Zudem, so der Bundesrat, hätten sich seither die Verwundbarkeiten am Hypothekar- und Wohnliegenschaftsmarkt erhöht. So wären sowohl das Hypothekarkreditvolumen als auch die Wohnliegenschaftspreise stärker gestiegen, als es Fundamentalfaktoren wie Mieten oder Einkommen erklären könnten. Die Tragbarkeitsrisiken verharrten auf hohem Niveau beziehungsweise stiegen im Segment der Wohnrenditeliegenschaften weiter an.

Bundesrat und SNB sehen die erhöhte Gefahr einer abrupten Korrektur an den Hypothekar- und Immobilienmärkten, beispielweise ausgelöst durch einen unerwartet hohen Zinsanstieg. Eine starke Korrektur hätte schwerwiegende Folgen für die Kreditnehmer, den Bankensektor und auch für die Schweizer Wirtschaft.

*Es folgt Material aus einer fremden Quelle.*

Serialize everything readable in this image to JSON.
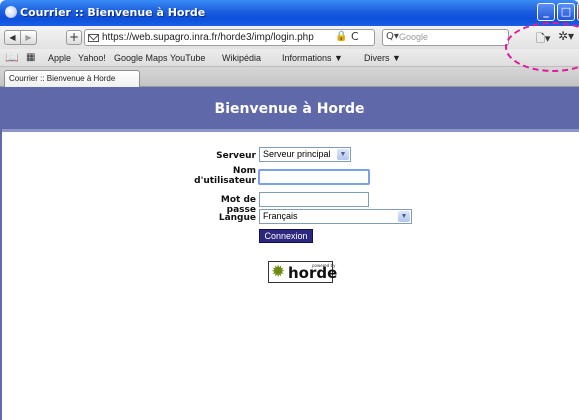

Werden Immobilien nun billiger und Hypotheken teurer?

Nach vorherrschender Meinung von Experten eher nicht. Die Nachfrage nach Eigenheimen und Immobilien bleibt hoch – wer es sich im Tiefzinsumfeld und trotz sehr hoher Preise leisten kann, als Eigenheimkäufer oder als Investor, greift weiterhin zu. Eine preisdämpfende Wirkung ist deshalb kaum in Sicht.

Banken werden ihre erhöhten Kapitalkosten an die Hypothekarkunden weitergeben wollen – der heiss umkämpfte Markt mit Kapitalgebern von alllen Seiten (Banken, Versicherer, institutionelle Investoren) wird jedoch dafür sorgen, dass Ausschläge nach oben vorderhand zwischen unsichtbar und marginal ausfallen.

Ende der Fahnenstange?

Nicht unbedingt. Die Nationalbank will die Entwicklungen am Hypothekar- und Immobilienmarkt weiterhin aufmerksam beobachten und behält sich vor, weitergehende Massnahmen zu prüfen, die möglicherweise notwendig werden, um die Risiken für die Finanzstabilität einzudämmen.